18 thoughts on “Squish That Stack With Rampart

  1. Ten *MEGA*bytes?

    My first Linux box was a 386 (admittedly a DX40, thanks, AMD) with *four megabytes*. It ran X with a choice of window managers (TWM, of course, olwm, and my favourite GWM, by Nicolas Nahaboo!). Emacs, LaTeX and what not.

    Kids, these days. Sheesh.

        1. (In thick Yorkshire accent) You had stones and sand, bloody luxury. When I were a lad are dad used t’ line me and me brothers up and beat us in binary, least till are John had accident down t’pit. Then there were only 7 of us, had to wait till our ma had another, and like it we did.

          1. You went down’t pit for stones? Loooksureh!

            When I were lad, we used to pay pit owner to tak us on, then he threw us down’t pit shaft, and we had to crawl out wi’ broken arms and legs wi stones in us mouths. And you tell t’kids of today, they don’t know they’re born….

      1. PDP-11/40 for me, 56K core memory, two 2.4MB RK05 drives, no MMU or multiply instruction, running Mini-UNIX. It belonged to the university’s EE department.

        Mini-UNIX ran on MMUless PDP-11s by devoting the first 24K bytes to the kernel and the remaining 32K to a single userspace program. A context switch wrote the whole 32K of user memory to the swap volume and read back a different process’s memory. It took about three seconds.

        1. If we’re counting computers owned by others, my first was an Amdahl 470/V8 w/16MB of memory and (if I remember correctly) 1GB of disk space spread out over a large room full of “dishwashers.”

          My first personal computer was a PC/XT. I souped that bad boy up with a NEC V20!

      2. You most assuredly did not run Linux on a 286 though.

        My first Linux machine was also a 386, it was basically the thing in those days. But before that (14 years before that, in fact), started on a Z80. I still have the 8 inch floppy that contains the first code I wrote for money, back in ’82. It involved patching a few bytes in the boot sector with a binary editor, built into the ROM of an Apple II. Linux? Luxury!
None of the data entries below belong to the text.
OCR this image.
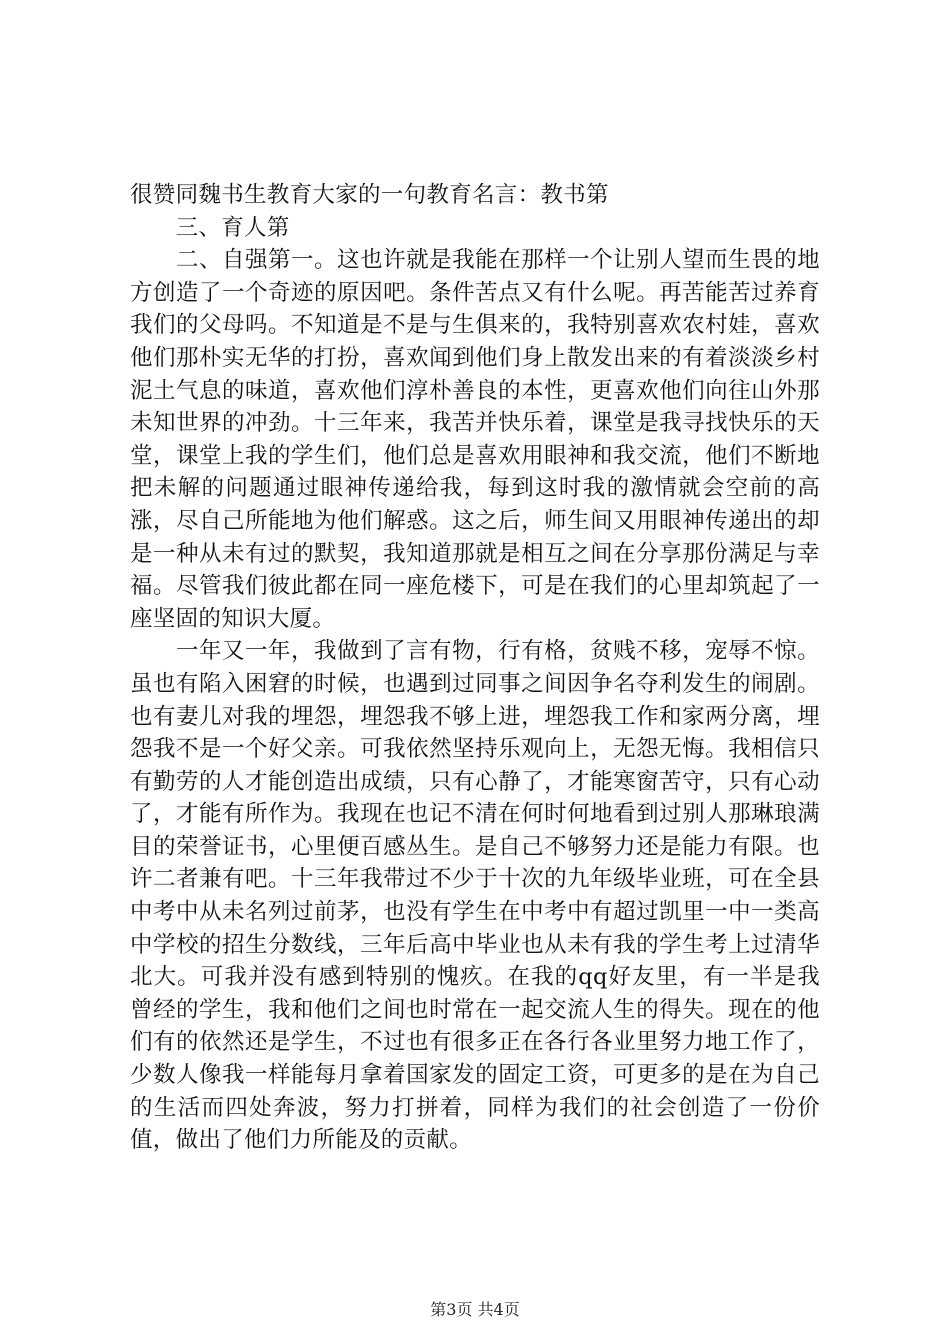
很赞同魏书生教育大家的一句教育名言：教书第

　　三、育人第

　　二、自强第一。这也许就是我能在那样一个让别人望而生畏的地方创造了一个奇迹的原因吧。条件苦点又有什么呢。再苦能苦过养育我们的父母吗。不知道是不是与生俱来的，我特别喜欢农村娃，喜欢他们那朴实无华的打扮，喜欢闻到他们身上散发出来的有着淡淡乡村泥土气息的味道，喜欢他们淳朴善良的本性，更喜欢他们向往山外那未知世界的冲劲。十三年来，我苦并快乐着，课堂是我寻找快乐的天堂，课堂上我的学生们，他们总是喜欢用眼神和我交流，他们不断地把未解的问题通过眼神传递给我，每到这时我的激情就会空前的高涨，尽自己所能地为他们解惑。这之后，师生间又用眼神传递出的却是一种从未有过的默契，我知道那就是相互之间在分享那份满足与幸福。尽管我们彼此都在同一座危楼下，可是在我们的心里却筑起了一座坚固的知识大厦。

　　一年又一年，我做到了言有物，行有格，贫贱不移，宠辱不惊。虽也有陷入困窘的时候，也遇到过同事之间因争名夺利发生的闹剧。也有妻儿对我的埋怨，埋怨我不够上进，埋怨我工作和家两分离，埋怨我不是一个好父亲。可我依然坚持乐观向上，无怨无悔。我相信只有勤劳的人才能创造出成绩，只有心静了，才能寒窗苦守，只有心动了，才能有所作为。我现在也记不清在何时何地看到过别人那琳琅满目的荣誉证书，心里便百感丛生。是自己不够努力还是能力有限。也许二者兼有吧。十三年我带过不少于十次的九年级毕业班，可在全县中考中从未名列过前茅，也没有学生在中考中有超过凯里一中一类高中学校的招生分数线，三年后高中毕业也从未有我的学生考上过清华北大。可我并没有感到特别的愧疚。在我的qq好友里，有一半是我曾经的学生，我和他们之间也时常在一起交流人生的得失。现在的他们有的依然还是学生，不过也有很多正在各行各业里努力地工作了，少数人像我一样能每月拿着国家发的固定工资，可更多的是在为自己的生活而四处奔波，努力打拼着，同样为我们的社会创造了一份价值，做出了他们力所能及的贡献。

第3页 共4页
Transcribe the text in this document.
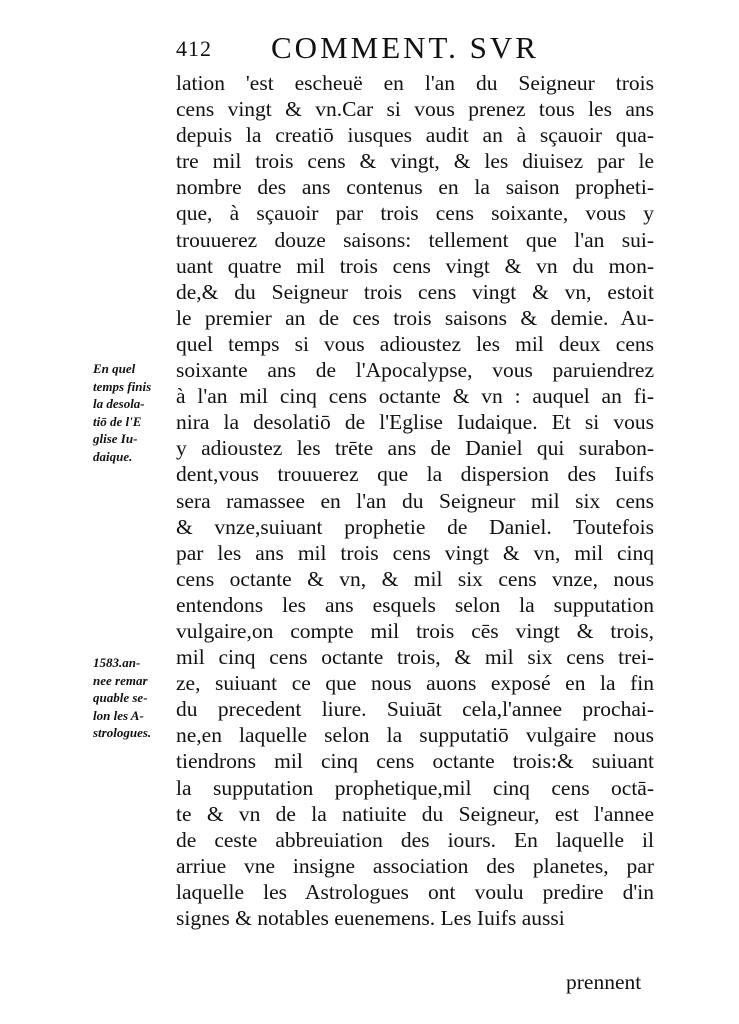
412 COMMENT. SVR
En quel
temps finis
la desola-
tiō de l'E
glise Iu-
daique.
1583.an-
nee remar
quable se-
lon les A-
strologues.
lation 'est escheuë en l'an du Seigneur trois
cens vingt & vn.Car si vous prenez tous les ans
depuis la creatiō iusques audit an à sçauoir qua-
tre mil trois cens & vingt, & les diuisez par le
nombre des ans contenus en la saison propheti-
que, à sçauoir par trois cens soixante, vous y
trouuerez douze saisons: tellement que l'an sui-
uant quatre mil trois cens vingt & vn du mon-
de,& du Seigneur trois cens vingt & vn, estoit
le premier an de ces trois saisons & demie. Au-
quel temps si vous adioustez les mil deux cens
soixante ans de l'Apocalypse, vous paruiendrez
à l'an mil cinq cens octante & vn : auquel an fi-
nira la desolatiō de l'Eglise Iudaique. Et si vous
y adioustez les trēte ans de Daniel qui surabon-
dent,vous trouuerez que la dispersion des Iuifs
sera ramassee en l'an du Seigneur mil six cens
& vnze,suiuant prophetie de Daniel. Toutefois
par les ans mil trois cens vingt & vn, mil cinq
cens octante & vn, & mil six cens vnze, nous
entendons les ans esquels selon la supputation
vulgaire,on compte mil trois cēs vingt & trois,
mil cinq cens octante trois, & mil six cens trei-
ze, suiuant ce que nous auons exposé en la fin
du precedent liure. Suiuāt cela,l'annee prochai-
ne,en laquelle selon la supputatiō vulgaire nous
tiendrons mil cinq cens octante trois:& suiuant
la supputation prophetique,mil cinq cens octā-
te & vn de la natiuite du Seigneur, est l'annee
de ceste abbreuiation des iours. En laquelle il
arriue vne insigne association des planetes, par
laquelle les Astrologues ont voulu predire d'in
signes & notables euenemens. Les Iuifs aussi
prennent
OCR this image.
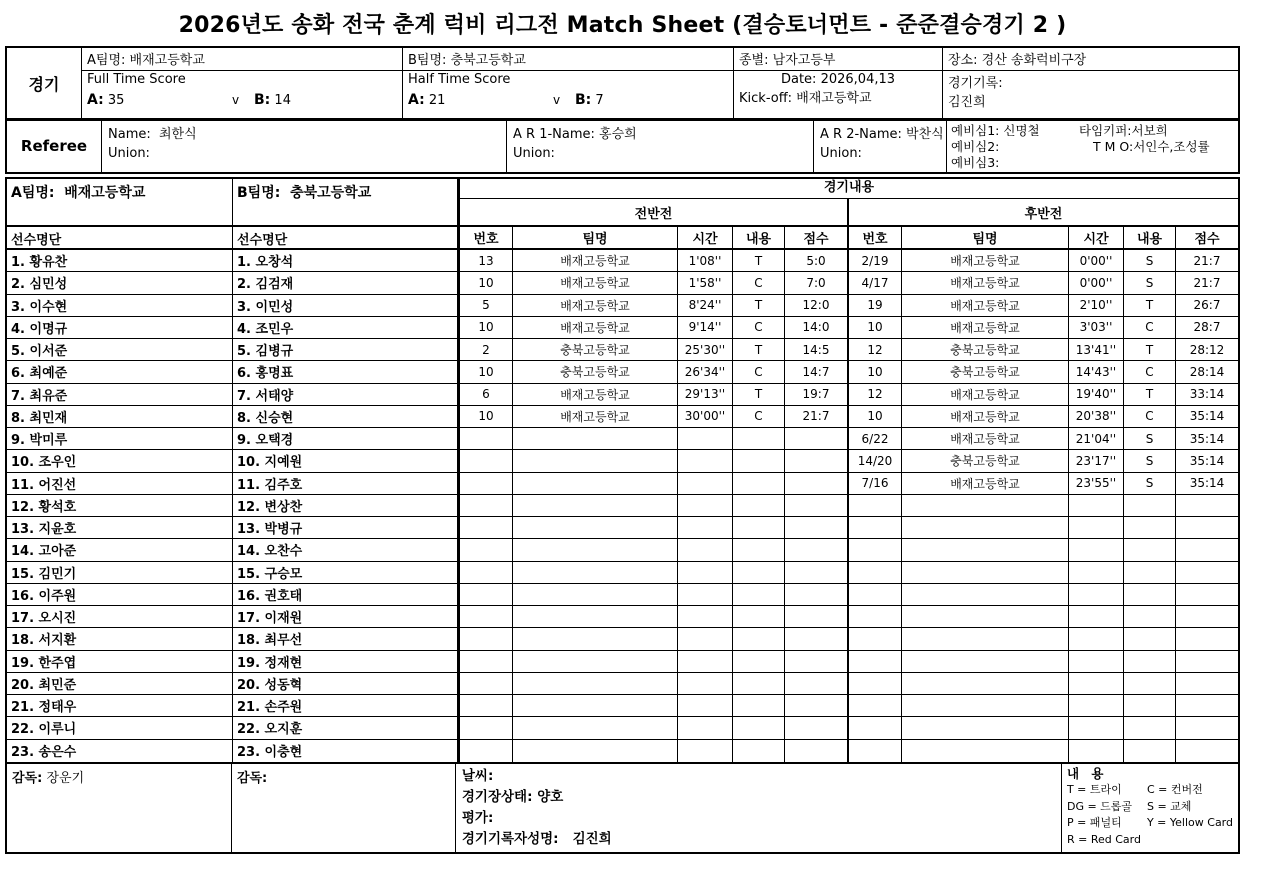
2026년도 송화 전국 춘계 럭비 리그전 Match Sheet (결승토너먼트 - 준준결승경기 2 )
경기
A팀명: 배재고등학교	B팀명: 충북고등학교	종별: 남자고등부	장소: 경산 송화럭비구장
Full Time Score
A: 35	v	B: 14
Half Time Score
A: 21	v	B: 7
Date: 2026,04,13
Kick-off: 배재고등학교
경기기록:
김진희
Referee
Name: 최한식
Union:
A R 1-Name: 홍승희
Union:
A R 2-Name: 박찬식
Union:
예비심1: 신명철
예비심2:
예비심3:
타임키퍼:서보희
T M O:서인수,조성률
A팀명: 배재고등학교
선수명단
1. 황유찬
2. 심민성
3. 이수현
4. 이명규
5. 이서준
6. 최예준
7. 최유준
8. 최민재
9. 박미루
10. 조우인
11. 어진선
12. 황석호
13. 지윤호
14. 고아준
15. 김민기
16. 이주원
17. 오시진
18. 서지환
19. 한주엽
20. 최민준
21. 정태우
22. 이루니
23. 송은수
B팀명: 충북고등학교
선수명단
1. 오창석
2. 김검재
3. 이민성
4. 조민우
5. 김병규
6. 홍명표
7. 서태양
8. 신승현
9. 오택경
10. 지예원
11. 김주호
12. 변상찬
13. 박병규
14. 오찬수
15. 구승모
16. 권호태
17. 이재원
18. 최무선
19. 정재현
20. 성동혁
21. 손주원
22. 오지훈
23. 이충현
경기내용
전반전	후반전
번호	팀명	시간	내용	점수
13	배재고등학교	1'08''	T	5:0
10	배재고등학교	1'58''	C	7:0
5	배재고등학교	8'24''	T	12:0
10	배재고등학교	9'14''	C	14:0
2	충북고등학교	25'30''	T	14:5
10	충북고등학교	26'34''	C	14:7
6	배재고등학교	29'13''	T	19:7
10	배재고등학교	30'00''	C	21:7
번호	팀명	시간	내용	점수
2/19	배재고등학교	0'00''	S	21:7
4/17	배재고등학교	0'00''	S	21:7
19	배재고등학교	2'10''	T	26:7
10	배재고등학교	3'03''	C	28:7
12	충북고등학교	13'41''	T	28:12
10	충북고등학교	14'43''	C	28:14
12	배재고등학교	19'40''	T	33:14
10	배재고등학교	20'38''	C	35:14
6/22	배재고등학교	21'04''	S	35:14
14/20	충북고등학교	23'17''	S	35:14
7/16	배재고등학교	23'55''	S	35:14
감독: 장운기	감독:	날씨:
경기장상태: 양호
평가:
경기기록자성명: 김진희
내 용
T = 트라이	C = 컨버전
DG = 드롭골	S = 교체
P = 패널티	Y = Yellow Card
R = Red Card
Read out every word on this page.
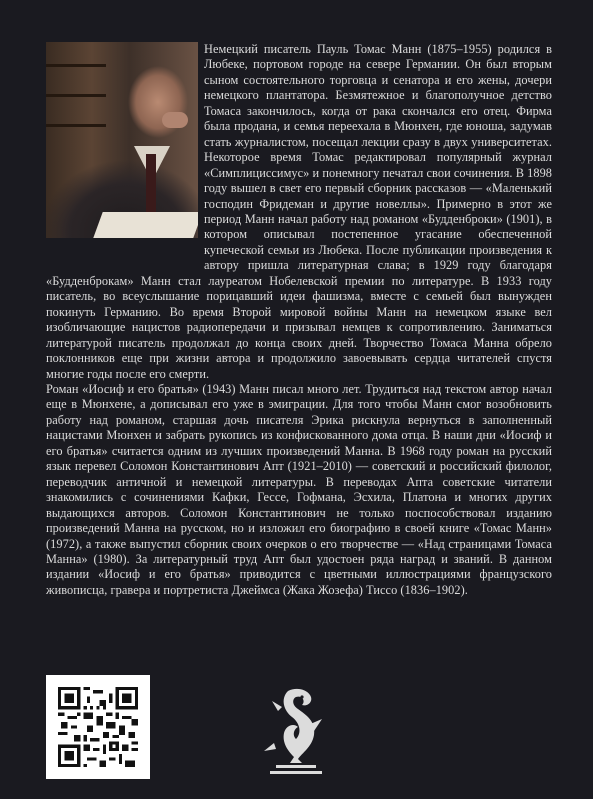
Немецкий писатель Пауль Томас Манн (1875–1955) родился в Любеке, портовом городе на севере Германии. Он был вторым сыном состоятельного торговца и сенатора и его жены, дочери немецкого плантатора. Безмятежное и благополучное детство Томаса закончилось, когда от рака скончался его отец. Фирма была продана, и семья переехала в Мюнхен, где юноша, задумав стать журналистом, посещал лекции сразу в двух университетах. Некоторое время Томас редактировал популярный журнал «Симплициссимус» и понемногу печатал свои сочинения. В 1898 году вышел в свет его первый сборник рассказов — «Маленький господин Фридеман и другие новеллы». Примерно в этот же период Манн начал работу над романом «Будденброки» (1901), в котором описывал постепенное угасание обеспеченной купеческой семьи из Любека. После публикации произведения к автору пришла литературная слава; в 1929 году благодаря «Будденброкам» Манн стал лауреатом Нобелевской премии по литературе. В 1933 году писатель, во всеуслышание порицавший идеи фашизма, вместе с семьей был вынужден покинуть Германию. Во время Второй мировой войны Манн на немецком языке вел изобличающие нацистов радиопередачи и призывал немцев к сопротивлению. Заниматься литературой писатель продолжал до конца своих дней. Творчество Томаса Манна обрело поклонников еще при жизни автора и продолжило завоевывать сердца читателей спустя многие годы после его смерти.

Роман «Иосиф и его братья» (1943) Манн писал много лет. Трудиться над текстом автор начал еще в Мюнхене, а дописывал его уже в эмиграции. Для того чтобы Манн смог возобновить работу над романом, старшая дочь писателя Эрика рискнула вернуться в заполненный нацистами Мюнхен и забрать рукопись из конфискованного дома отца. В наши дни «Иосиф и его братья» считается одним из лучших произведений Манна. В 1968 году роман на русский язык перевел Соломон Константинович Апт (1921–2010) — советский и российский филолог, переводчик античной и немецкой литературы. В переводах Апта советские читатели знакомились с сочинениями Кафки, Гессе, Гофмана, Эсхила, Платона и многих других выдающихся авторов. Соломон Константинович не только поспособствовал изданию произведений Манна на русском, но и изложил его биографию в своей книге «Томас Манн» (1972), а также выпустил сборник своих очерков о его творчестве — «Над страницами Томаса Манна» (1980). За литературный труд Апт был удостоен ряда наград и званий. В данном издании «Иосиф и его братья» приводится с цветными иллюстрациями французского живописца, гравера и портретиста Джеймса (Жака Жозефа) Тиссо (1836–1902).
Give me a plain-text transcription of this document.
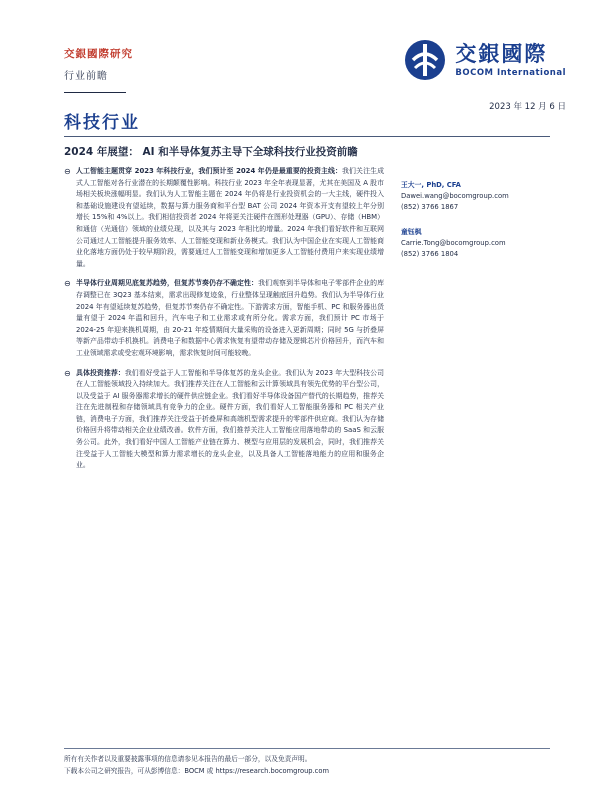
交銀國際研究
行业前瞻
交銀國際
BOCOM International
2023 年 12 月 6 日
科技行业
2024 年展望： AI 和半导体复苏主导下全球科技行业投资前瞻
⊖ 人工智能主题贯穿 2023 年科技行业，我们预计至 2024 年仍是最重要的投资主线：我们关注生成式人工智能对各行业潜在的长期颠覆性影响。科技行业 2023 年全年表现显著，尤其在美国及 A 股市场相关板块涨幅明显。我们认为人工智能主题在 2024 年仍将是行业投资机会的一大主线，硬件投入和基础设施建设有望延续，数据与算力服务商和平台型 BAT 公司 2024 年资本开支有望较上年分别增长 15%和 4%以上。我们相信投资者 2024 年将更关注硬件在图形处理器（GPU）、存储（HBM）和通信（光通信）领域的业绩兑现，以及其与 2023 年相比的增量。2024 年我们看好软件和互联网公司通过人工智能提升服务效率、人工智能变现和新业务模式。我们认为中国企业在实现人工智能商业化落地方面仍处于较早期阶段，需要通过人工智能变现和增加更多人工智能付费用户来实现业绩增量。
⊖ 半导体行业周期见底复苏趋势，但复苏节奏仍存不确定性：我们观察到半导体和电子零部件企业的库存调整已在 3Q23 基本结束，需求出现修复迹象，行业整体呈现触底回升趋势。我们认为半导体行业 2024 年有望延续复苏趋势，但复苏节奏仍存不确定性。下游需求方面，智能手机、PC 和服务器出货量有望于 2024 年温和回升，汽车电子和工业需求或有所分化。需求方面，我们预计 PC 市场于 2024-25 年迎来换机周期，由 20-21 年疫情期间大量采购的设备进入更新周期；同时 5G 与折叠屏等新产品带动手机换机。消费电子和数据中心需求恢复有望带动存储及逻辑芯片价格回升，而汽车和工业领域需求或受宏观环境影响，需求恢复时间可能较晚。
⊖ 具体投资推荐：我们看好受益于人工智能和半导体复苏的龙头企业。我们认为 2023 年大型科技公司在人工智能领域投入持续加大。我们推荐关注在人工智能和云计算领域具有领先优势的平台型公司，以及受益于 AI 服务器需求增长的硬件供应链企业。我们看好半导体设备国产替代的长期趋势，推荐关注在先进制程和存储领域具有竞争力的企业。硬件方面，我们看好人工智能服务器和 PC 相关产业链，消费电子方面，我们推荐关注受益于折叠屏和高端机型需求提升的零部件供应商。我们认为存储价格回升将带动相关企业业绩改善。软件方面，我们推荐关注人工智能应用落地带动的 SaaS 和云服务公司。此外，我们看好中国人工智能产业链在算力、模型与应用层的发展机会，同时，我们推荐关注受益于人工智能大模型和算力需求增长的龙头企业，以及具备人工智能落地能力的应用和服务企业。
王大一, PhD, CFA
Dawei.wang@bocomgroup.com
(852) 3766 1867
童钰枫
Carrie.Tong@bocomgroup.com
(852) 3766 1804
所有有关作者以及重要披露事项的信息请参见本报告的最后一部分，以及免责声明。
下载本公司之研究报告，可从彭博信息：BOCM 或 https://research.bocomgroup.com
        1. Ah the Apple II – I had a 2+ and by the time I was done with it I had cooked every GPIO on the “game port” from hooking up my own custom contraptions including a CDS cell and the output from a quartz clock second hand solenoid so I could get a PPS signal (no clock, let alone a RTC) to time my darkroom enlarger exposures… It did NOT run a web server and you definitely had to be sure to seed the random number generator. Ah the good old days in the basement. It was solving real problems though.

        2. Linux wouldn’t run on a 286. But IBM offered System III Unix on the PC/XT. It was one of the four launch operating systems for that computer model, the others being PC-DOS, CP/M, and a fourth whose name I’ve forgotten.

    1. (In a bad ‘Mericun Yorkshire accent) It’s all good, we sharpened our rocks. At my old company we first ran Linux on a HP 386 booted from floppys, and the company ran Intel/AT&T SysV R4 on a 286 at one point. Embarrassingly, I wrote some of the regular expression matchers that are buried deep in Rampart on a 286. (Anybody remember KA9Q’s drivers?)